Speaking at the event, the Executive Director for Green for Change Ghana, Mr. John Balankoo Sumbo indicated that “over 88% of cashew was produced on smallholder’s farms ranging in size from 0.8ha to 3.0ha, however, the income potential from this cash crop was not being fully realized due to low yield as most farmers lack knowledge of good silvicultural and post-harvest practices, thereby limiting their ability to increase productivity.
He added that farmers have a poor understanding of cashew markets and compete rather than cooperate at the farm gate to sell to middlemen
Mr. Sumbo disclosed that the project will directly train 300 cashew producers on harvest and post-harvest management techniques, nut quality including quality parameters such as nut count, defective rate, and moisture content as well as negotiation, entrepreneurship, and access to the improved market.

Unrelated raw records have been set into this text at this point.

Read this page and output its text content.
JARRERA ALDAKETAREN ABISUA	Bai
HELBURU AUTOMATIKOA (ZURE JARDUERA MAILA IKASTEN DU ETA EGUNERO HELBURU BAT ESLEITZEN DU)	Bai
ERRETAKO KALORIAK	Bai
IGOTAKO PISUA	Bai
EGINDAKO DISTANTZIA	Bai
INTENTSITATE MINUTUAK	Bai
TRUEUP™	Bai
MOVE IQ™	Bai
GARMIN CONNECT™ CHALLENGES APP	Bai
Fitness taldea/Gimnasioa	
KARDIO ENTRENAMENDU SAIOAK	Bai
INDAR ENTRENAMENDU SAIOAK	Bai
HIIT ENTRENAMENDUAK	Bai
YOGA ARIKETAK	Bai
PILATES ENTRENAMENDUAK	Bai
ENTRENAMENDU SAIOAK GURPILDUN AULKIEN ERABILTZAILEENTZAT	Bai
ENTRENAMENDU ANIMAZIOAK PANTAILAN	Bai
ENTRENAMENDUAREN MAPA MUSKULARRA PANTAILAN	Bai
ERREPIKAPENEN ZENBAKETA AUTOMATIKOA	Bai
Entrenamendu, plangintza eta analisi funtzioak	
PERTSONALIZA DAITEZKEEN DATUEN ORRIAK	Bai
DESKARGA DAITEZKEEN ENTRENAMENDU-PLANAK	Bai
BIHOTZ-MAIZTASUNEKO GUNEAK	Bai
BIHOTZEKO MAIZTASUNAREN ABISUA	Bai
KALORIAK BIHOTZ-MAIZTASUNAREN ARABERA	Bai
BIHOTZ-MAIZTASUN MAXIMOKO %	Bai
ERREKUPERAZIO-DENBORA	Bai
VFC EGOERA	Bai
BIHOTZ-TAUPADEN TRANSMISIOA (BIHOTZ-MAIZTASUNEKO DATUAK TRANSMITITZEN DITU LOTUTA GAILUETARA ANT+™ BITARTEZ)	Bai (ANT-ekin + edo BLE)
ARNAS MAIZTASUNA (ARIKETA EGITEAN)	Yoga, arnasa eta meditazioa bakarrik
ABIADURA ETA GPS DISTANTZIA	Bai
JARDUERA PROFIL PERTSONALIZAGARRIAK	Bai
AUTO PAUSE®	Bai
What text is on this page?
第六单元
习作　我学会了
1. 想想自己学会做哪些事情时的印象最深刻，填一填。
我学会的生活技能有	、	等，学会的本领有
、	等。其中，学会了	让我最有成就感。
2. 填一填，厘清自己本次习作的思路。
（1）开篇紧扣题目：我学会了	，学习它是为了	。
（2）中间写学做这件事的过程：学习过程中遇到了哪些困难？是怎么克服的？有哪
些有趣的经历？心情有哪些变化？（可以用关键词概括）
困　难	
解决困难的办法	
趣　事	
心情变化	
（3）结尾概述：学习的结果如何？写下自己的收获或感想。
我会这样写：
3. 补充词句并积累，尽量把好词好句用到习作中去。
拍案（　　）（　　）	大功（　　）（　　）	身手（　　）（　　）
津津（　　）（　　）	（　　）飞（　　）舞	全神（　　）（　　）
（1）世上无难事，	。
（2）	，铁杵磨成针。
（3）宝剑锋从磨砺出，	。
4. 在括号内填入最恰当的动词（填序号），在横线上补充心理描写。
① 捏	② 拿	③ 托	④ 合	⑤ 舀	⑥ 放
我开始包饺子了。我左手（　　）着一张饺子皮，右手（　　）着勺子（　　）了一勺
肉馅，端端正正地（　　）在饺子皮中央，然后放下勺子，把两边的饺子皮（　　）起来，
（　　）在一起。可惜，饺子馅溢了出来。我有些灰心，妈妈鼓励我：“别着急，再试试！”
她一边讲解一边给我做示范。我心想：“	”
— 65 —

In addition, 30 lead farmers drawn from the pool of beneficiaries will be further trained on good agricultural practices in cashew production and will be available in their communities to support their peers in the adoption of best practices in their cashew orchards.
The project according to Mr. Sumbo will be implemented over a six-month period across six (6) cashew production communities in the West Gonja Municipality in the Savannah Region, namely; Soalepe, Bunyanto, Achubunyor, Jonokponto, Taliorpe, and Busunu.
When asked why cashew, Mr. John Balankoo Sumbo said “Cashew because it is one of the fast-growing cash crops in the Municipality, and with cashew, the input cost is low unlike cereal crops like maize”
He added that “cashew starts fruiting three years after planting and farmers can integrate beekeeping to enhance pollination and also make additional income from the sale of honey”
He lamented the rate at which some cashew buyers and middlemen buy cashew without considering basic parameters but blamed that on the lack of improper regulations or data on cashew buyers in the area, therefore, making farmers who follow the basic parameters lose interest because they buy the same price as compared to those farmers who don’t follow these parameters.
Adding to the challenges faced by cashew farmers, Mr. John said climate change can’t be overlooked in cashew farming and therefore encouraged farmers to use improved planting materials and adopt climate-smart complimentary activities to sustain yields even in the midst of climate changes.
Mr. Sumbo in closing remarks indicated that the project Team was open for advice, suggestions, and support from stakeholders, particularly NGOs working on similar interventions in the landscape, the district department of agriculture, the Forestry Commission, and the district assembly among others that will make the project achieve its intended goal of supporting farmers to improve the quality cashew nuts for the required market to increase their income.
The stakeholder engagement workshop brought together participants from various institutions including traditional authorities, civil society organizations, non-governmental organizations (NGOs), cashew union representatives, government officials, cashew traders, beneficiary communities, etc.